Perhaps the real question is not about superiority but about humility. Maybe our species need to remember that we are part of nature, not above it.

3. What is right to life? And how much does quality of life matter?

If it were a human baby with an option to live tied to a bed for the rest of its life versus dying, what exactly would be considered humane? The question is not easy. On one side, life itself feels sacred. Every religion, every culture, has in some way protected the idea of life as a gift. Yet, we also know that living is more than breathing.

Philosophers have often wondered about this. Aristotle wrote that the “good life” was not merely existence, but a life where one could flourish, act, and find purpose. Centuries later, John Stuart Mill spoke of happiness as the measure of a worthwhile life, suggesting that quality cannot be ignored when we think about survival. Modern debates on euthanasia and assisted dying echo the same dilemma. What matters more the length of life or the dignity within it?

Medicine has stretched the boundaries of survival. Machines can keep the heart beating, tubes can feed the body, drugs can extend years. But if those years are spent without awareness, freedom or connection, is that truly life? In many hospitals, these questions play out silently in intensive care units, where families must decide whether to prolong treatment or let go.

Perhaps the mother cat, in her instinctive way, acted on a truth we complicate: that there is a difference between being alive and truly living. For humans, this remains unsettled. We continue to struggle between our reverence for life and our longing for it to mean something more than survival.


These questions about life and death take us to another, quieter obsession of ours. Our urge to optimise.

All our science and economics is geared towards improving quality of life. We continue to look for optimising solar energy. We use investments to fund these development. All geared to imagining a bright future. Correctly predicting it. And optimising our individual chance of survival.

Today, we sell comfort.

Once upon a time, human survival was dependent on securing food as it was a scarce resource. Fighting tigers as self-preservation to differentiate our species with other species.

Then we evolved, we started farming. We tamed the plants that could be used and stored. We domesticated cattle to help plow in our agriculture enterprise. We learnt that milk from cows can be consumed by humans. It nourishes us as well as the calf.

We optimized some more. We processed that milk to create butter. We processed the grain to create bread. This bread and butter was easy to spoil. The process from grain to bread and milk to butter took time and effort, far more than the store brought toast with butter we enjoy today in an instant.
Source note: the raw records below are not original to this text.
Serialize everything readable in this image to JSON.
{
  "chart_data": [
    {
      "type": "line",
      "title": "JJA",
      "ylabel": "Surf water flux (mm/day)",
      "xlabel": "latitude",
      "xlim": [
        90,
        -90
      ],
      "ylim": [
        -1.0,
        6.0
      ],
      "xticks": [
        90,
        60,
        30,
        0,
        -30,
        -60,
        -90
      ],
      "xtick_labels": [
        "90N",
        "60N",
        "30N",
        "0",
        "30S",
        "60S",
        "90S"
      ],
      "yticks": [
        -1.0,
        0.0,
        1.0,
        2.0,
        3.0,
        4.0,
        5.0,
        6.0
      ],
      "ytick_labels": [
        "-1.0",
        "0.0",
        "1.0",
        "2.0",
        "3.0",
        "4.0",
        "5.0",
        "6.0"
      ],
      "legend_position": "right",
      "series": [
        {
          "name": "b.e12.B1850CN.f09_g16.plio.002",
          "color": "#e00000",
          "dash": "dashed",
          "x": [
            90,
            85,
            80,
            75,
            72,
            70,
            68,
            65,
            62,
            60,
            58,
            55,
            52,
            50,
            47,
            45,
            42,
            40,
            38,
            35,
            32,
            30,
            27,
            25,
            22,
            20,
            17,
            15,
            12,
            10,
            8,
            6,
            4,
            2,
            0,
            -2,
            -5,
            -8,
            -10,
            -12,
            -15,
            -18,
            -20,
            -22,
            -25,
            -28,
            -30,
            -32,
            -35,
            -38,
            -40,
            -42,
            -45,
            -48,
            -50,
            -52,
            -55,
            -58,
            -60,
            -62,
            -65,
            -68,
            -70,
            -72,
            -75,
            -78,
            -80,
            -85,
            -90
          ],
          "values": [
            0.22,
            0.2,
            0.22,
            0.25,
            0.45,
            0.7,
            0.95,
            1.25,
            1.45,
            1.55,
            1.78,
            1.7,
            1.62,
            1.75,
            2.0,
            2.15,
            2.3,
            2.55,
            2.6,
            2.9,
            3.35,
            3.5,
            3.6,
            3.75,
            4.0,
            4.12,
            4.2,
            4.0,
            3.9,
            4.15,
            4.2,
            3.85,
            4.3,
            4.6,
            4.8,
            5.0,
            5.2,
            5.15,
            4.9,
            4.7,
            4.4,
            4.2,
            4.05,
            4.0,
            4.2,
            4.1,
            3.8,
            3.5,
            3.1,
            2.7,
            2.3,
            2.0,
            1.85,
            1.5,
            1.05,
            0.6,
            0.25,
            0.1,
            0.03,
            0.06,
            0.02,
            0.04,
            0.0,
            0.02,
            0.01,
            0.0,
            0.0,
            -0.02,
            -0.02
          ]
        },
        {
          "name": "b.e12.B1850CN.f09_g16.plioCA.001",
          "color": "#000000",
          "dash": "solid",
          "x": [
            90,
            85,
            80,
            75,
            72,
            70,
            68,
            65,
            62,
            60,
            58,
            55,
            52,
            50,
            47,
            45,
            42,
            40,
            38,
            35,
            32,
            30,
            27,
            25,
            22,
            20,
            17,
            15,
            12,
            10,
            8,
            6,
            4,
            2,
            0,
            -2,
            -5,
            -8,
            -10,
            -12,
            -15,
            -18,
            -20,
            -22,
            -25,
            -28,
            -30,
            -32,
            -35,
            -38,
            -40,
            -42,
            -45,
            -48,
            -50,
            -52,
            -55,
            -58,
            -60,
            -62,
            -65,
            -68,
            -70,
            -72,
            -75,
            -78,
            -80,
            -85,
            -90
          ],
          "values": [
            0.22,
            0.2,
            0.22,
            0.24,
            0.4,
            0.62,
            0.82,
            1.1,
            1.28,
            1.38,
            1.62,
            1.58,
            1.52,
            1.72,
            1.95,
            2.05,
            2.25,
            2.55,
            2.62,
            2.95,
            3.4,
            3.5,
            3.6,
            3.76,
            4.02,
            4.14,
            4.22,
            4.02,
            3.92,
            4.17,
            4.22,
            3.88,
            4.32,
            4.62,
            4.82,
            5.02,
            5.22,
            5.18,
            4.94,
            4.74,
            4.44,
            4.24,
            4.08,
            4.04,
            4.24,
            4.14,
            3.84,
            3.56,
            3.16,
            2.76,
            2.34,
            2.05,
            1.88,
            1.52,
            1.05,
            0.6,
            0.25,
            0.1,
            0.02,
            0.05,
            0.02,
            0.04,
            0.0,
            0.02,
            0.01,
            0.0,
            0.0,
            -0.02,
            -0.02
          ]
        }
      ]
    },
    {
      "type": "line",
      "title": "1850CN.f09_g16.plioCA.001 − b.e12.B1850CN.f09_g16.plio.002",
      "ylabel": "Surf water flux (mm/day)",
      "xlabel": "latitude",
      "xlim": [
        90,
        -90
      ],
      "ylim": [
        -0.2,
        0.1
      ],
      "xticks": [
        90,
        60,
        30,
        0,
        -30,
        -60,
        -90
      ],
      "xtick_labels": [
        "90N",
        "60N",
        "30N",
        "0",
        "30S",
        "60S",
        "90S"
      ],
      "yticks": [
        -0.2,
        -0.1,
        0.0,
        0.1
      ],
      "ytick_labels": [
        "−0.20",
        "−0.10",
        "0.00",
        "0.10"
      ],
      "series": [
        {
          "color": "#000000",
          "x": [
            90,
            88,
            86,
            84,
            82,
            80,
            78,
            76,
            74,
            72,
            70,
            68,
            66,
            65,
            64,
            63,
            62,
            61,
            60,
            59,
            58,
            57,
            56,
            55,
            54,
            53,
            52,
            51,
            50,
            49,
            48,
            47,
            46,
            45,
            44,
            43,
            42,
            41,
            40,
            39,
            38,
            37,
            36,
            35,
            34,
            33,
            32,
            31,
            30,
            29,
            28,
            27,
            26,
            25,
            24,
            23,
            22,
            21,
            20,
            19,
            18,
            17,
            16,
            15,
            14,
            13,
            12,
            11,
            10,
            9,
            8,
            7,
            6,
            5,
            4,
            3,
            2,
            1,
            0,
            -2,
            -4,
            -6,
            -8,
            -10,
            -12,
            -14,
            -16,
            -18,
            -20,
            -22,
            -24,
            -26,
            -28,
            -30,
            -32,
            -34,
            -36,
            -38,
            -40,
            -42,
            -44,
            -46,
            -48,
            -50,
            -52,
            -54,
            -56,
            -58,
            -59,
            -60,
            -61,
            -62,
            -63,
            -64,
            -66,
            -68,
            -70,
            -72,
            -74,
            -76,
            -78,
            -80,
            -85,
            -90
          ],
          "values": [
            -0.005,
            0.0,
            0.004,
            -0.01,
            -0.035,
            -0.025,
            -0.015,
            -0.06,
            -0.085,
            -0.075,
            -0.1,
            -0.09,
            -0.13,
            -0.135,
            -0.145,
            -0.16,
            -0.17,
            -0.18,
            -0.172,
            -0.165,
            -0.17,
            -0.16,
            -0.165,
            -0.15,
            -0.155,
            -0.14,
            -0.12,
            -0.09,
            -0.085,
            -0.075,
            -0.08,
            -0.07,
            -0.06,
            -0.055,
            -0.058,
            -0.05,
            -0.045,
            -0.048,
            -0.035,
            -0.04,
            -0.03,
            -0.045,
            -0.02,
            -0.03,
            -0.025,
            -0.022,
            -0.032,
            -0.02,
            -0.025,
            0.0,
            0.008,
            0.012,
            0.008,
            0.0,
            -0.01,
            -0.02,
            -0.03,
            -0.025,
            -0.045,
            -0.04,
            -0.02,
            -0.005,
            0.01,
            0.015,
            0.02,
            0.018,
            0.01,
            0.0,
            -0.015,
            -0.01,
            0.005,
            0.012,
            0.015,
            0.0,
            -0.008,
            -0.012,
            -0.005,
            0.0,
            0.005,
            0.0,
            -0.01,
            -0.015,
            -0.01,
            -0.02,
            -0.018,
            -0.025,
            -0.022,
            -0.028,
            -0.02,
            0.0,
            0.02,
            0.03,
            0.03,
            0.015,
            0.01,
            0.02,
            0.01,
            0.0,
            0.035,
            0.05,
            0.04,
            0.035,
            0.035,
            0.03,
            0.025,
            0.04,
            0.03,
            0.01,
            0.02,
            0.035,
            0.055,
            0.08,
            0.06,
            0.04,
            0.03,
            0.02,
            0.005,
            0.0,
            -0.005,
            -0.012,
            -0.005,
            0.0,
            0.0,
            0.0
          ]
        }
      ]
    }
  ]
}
Therefore we optimized the production by mass producing both bread and butter. It moved from an individual house to a business. Then we invented refrigeration. Added chemicals to prolong shelf-life to increase the chances of survival of the business not the individual.

Before long, the grain was also optimized. Genetically modified to resist virus and pests. To maximise yield at the cost of nutrient. The preservatives that are added in minute quantities is conclusively causing cancer.

And then, in a full circle, we even optimise the tiny inconveniences we created along the way. We have now created heating spoons to ease the spreading of cold refrigerated butter. To optimise for time and convenience.

At what point does the optimization for comfort stop? Is there a minimum threshold of effort that needs to be consumed and not optimized. Is effort really the enemy? Does the 30-40 minutes to make fresh breakfast really a waste of time?

So the question remains, can life really be optimized? If so, are we optimising for the correct metrics?